Please enjoy Rogers and Astaire in the stupendous "I Won't Dance" Finale from ROBERTA (1935), restored in High Def, with an encore in slow motion!
Fred Astaire was brought to Hollywood in 1933 to dance with Joan Crawford in Dancing Lady, then moved from MGM to RKO where he was rather casually paired with Ginger Rogers for the first time in Flying Down to Rio. Their one shared dance in that 1933 pre-Code film, The Carioca, gave them no more than a few minutes together on screen, and even made it appear that the fledgling pair was having trouble keeping up with the salacious native dancers, clunking their heads together at one unfunny juncture. While Astaire's solos in Rio are jacknife sharp, it is clear that insufficient rehearsal time was allotted for Ginger to achieve perfection in the Carioca, with Joan Crawford having experienced the same handicap, plus a broken ankle, during the filming of Dancing Lady.
After Rio, fortunately, Fred gained sufficient control at RKO to ensure that weeks of exhaustive rehearsals preceded the actual filming of all his subsequent movies. As a consequence, one of the greatest thrills audiences have ever experienced occurred between 1933 and 1935: Ginger Rogers caught up with Fred Astaire. Watching their pairings in sequence--Rio, The Gay Divorcee, Roberta, and finally Top Hat, Rogers' growth in precision and increasing ability to perform with abandon are a stunning tribute to her talent and perseverence. Her exhilaration and obvious pleasure in more than keeping up with Fred told audiences what they already knew--this pair could top any dancing that had ever been seen before. By the time Roberta was filmed Astaire and Rogers were also topping themselves, and bringing something joyously unexpected to a depression-weary world.

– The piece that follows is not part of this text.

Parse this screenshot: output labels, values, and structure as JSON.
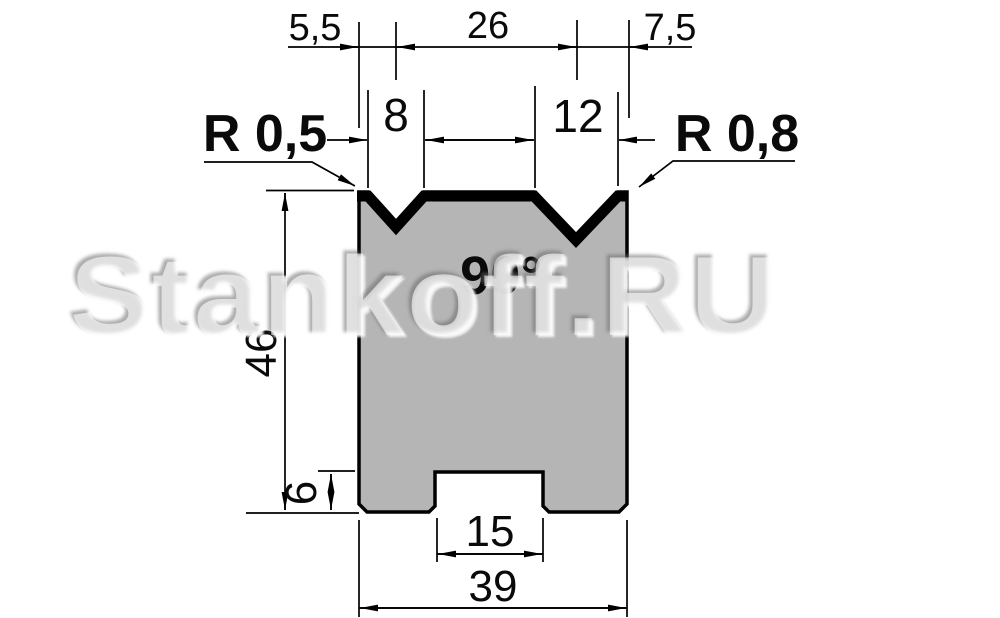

Top Hat, the biggest grossing movie of 1935, was the culmination of that magical process. Subsequent Astaire-Rogers films continued to display their technical growth as a team, but without the freshness and feeling of surprise for audiences. As wonderful as Top Hat is, however, it is apparent that audiences stormed Top Hat because of what they had witnessed in Roberta a few months previously. The Astaire-Rogers numbers in Roberta--I'll Be Hard to Handle, Smoke Gets In Your Eyes, Lovely to Look At, and I Won't Dance--went so far beyond the Gay Divorcee that audiences recognized that there was no point speculating what might follow next.

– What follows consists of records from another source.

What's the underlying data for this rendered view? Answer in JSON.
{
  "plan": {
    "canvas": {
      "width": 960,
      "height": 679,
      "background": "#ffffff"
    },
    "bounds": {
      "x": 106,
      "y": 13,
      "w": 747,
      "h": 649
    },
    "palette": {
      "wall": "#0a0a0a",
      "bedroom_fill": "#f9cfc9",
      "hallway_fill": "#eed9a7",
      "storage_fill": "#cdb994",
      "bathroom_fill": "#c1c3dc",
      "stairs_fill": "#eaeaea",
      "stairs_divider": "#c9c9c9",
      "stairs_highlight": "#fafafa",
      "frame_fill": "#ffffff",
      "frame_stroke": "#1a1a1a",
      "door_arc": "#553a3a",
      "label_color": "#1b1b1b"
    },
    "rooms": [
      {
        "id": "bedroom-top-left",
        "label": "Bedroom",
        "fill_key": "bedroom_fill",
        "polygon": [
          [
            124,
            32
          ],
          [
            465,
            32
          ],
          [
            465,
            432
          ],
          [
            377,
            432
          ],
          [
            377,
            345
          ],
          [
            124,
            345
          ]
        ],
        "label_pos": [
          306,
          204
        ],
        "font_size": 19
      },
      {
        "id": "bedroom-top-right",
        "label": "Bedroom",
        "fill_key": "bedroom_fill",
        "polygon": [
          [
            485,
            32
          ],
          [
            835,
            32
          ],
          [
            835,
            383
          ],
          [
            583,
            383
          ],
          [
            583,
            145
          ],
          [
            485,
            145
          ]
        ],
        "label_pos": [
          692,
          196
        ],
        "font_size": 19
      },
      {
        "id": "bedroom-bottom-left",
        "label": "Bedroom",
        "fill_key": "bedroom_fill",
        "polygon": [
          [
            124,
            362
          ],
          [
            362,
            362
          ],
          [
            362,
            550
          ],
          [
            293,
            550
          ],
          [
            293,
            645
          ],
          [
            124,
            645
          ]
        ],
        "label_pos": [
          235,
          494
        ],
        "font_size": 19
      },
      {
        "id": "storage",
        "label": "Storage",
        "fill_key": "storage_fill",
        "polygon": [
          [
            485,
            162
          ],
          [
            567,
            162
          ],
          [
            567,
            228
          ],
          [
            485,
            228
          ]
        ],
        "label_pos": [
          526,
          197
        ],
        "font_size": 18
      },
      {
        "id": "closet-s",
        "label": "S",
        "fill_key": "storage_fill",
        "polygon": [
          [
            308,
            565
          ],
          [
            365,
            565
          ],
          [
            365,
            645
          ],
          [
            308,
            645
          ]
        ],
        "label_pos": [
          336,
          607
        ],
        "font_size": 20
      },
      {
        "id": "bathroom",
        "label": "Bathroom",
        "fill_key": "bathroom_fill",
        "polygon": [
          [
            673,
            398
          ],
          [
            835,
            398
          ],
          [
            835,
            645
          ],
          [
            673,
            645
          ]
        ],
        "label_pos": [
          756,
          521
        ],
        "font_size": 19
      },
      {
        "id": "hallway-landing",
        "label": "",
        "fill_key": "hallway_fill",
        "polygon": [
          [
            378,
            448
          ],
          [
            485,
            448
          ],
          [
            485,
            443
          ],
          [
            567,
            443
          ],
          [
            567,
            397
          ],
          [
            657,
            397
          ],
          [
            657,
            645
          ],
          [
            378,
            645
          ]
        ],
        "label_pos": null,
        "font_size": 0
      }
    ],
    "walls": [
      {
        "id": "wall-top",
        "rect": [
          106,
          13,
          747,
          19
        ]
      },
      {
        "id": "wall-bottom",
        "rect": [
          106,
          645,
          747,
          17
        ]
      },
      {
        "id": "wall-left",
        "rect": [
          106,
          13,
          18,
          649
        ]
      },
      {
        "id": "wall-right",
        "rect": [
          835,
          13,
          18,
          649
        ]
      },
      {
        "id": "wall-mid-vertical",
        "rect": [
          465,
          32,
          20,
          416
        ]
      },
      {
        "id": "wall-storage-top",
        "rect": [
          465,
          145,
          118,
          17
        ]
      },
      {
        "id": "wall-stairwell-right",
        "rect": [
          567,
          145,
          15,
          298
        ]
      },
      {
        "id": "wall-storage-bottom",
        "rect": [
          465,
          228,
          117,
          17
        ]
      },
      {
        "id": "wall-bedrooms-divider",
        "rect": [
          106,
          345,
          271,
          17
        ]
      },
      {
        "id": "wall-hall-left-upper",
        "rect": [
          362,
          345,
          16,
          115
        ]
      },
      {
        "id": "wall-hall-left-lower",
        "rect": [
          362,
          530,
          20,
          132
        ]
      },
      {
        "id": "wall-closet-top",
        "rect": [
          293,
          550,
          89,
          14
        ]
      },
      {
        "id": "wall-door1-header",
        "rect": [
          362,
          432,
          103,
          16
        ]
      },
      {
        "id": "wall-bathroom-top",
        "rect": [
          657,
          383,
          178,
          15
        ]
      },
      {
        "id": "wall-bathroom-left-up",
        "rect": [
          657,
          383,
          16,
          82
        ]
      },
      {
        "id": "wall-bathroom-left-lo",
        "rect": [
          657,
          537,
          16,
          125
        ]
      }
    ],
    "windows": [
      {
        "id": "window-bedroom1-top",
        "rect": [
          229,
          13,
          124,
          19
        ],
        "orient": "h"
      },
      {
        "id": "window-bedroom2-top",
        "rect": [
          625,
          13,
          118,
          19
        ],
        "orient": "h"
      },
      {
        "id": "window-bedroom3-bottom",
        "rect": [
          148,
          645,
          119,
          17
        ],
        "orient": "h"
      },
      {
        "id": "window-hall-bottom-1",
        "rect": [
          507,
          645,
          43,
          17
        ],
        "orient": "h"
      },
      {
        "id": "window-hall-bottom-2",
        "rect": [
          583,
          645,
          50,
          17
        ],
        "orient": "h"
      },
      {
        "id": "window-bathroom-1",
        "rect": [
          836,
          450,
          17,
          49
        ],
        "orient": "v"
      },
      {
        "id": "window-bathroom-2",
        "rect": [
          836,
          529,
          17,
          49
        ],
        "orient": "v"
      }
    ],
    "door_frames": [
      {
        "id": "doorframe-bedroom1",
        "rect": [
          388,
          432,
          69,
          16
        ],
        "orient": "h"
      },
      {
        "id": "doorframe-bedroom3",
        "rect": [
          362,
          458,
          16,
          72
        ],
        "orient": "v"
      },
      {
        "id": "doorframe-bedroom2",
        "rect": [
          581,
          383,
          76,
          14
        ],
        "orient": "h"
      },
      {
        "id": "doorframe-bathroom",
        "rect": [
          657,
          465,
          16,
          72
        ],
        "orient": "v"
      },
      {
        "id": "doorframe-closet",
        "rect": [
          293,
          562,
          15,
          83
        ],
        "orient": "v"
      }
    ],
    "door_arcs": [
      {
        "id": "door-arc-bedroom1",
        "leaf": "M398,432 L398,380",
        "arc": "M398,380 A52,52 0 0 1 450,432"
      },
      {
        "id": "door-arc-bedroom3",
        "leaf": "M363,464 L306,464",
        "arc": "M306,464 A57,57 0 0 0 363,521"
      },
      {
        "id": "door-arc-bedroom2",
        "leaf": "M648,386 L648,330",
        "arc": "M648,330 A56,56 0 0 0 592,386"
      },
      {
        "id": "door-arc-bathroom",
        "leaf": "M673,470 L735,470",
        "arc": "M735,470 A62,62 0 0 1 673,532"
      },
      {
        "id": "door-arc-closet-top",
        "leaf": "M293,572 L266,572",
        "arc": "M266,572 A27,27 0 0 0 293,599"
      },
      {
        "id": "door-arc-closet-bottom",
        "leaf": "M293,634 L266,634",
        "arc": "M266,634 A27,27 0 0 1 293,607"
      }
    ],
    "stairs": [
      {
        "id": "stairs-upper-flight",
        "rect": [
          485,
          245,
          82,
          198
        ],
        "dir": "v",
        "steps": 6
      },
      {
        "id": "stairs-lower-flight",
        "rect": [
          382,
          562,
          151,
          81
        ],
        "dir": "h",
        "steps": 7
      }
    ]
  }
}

The finale of Roberta, a duet reprise of "I Won't Dance" lasting only 50 seconds, was the coup de grace, a kind of superhuman release of residual energy that culminates in the pair wrapping around each other in a jubilant hug: mission accomplished! And that was it for several months. With no Tivo or Blu-ray players in 1935, there was no way to replay that minute while the world awaited the next Astaire-Rogers outing--could it possibly have been as magical as it seemed? The answer is Yes. From the 2012 world of infinite replays, the "I Won't Dance" duet is endlessly fascinating to watch at any playback speed, a tribute to two supreme artists charting a course that the world had not previously imagined possible.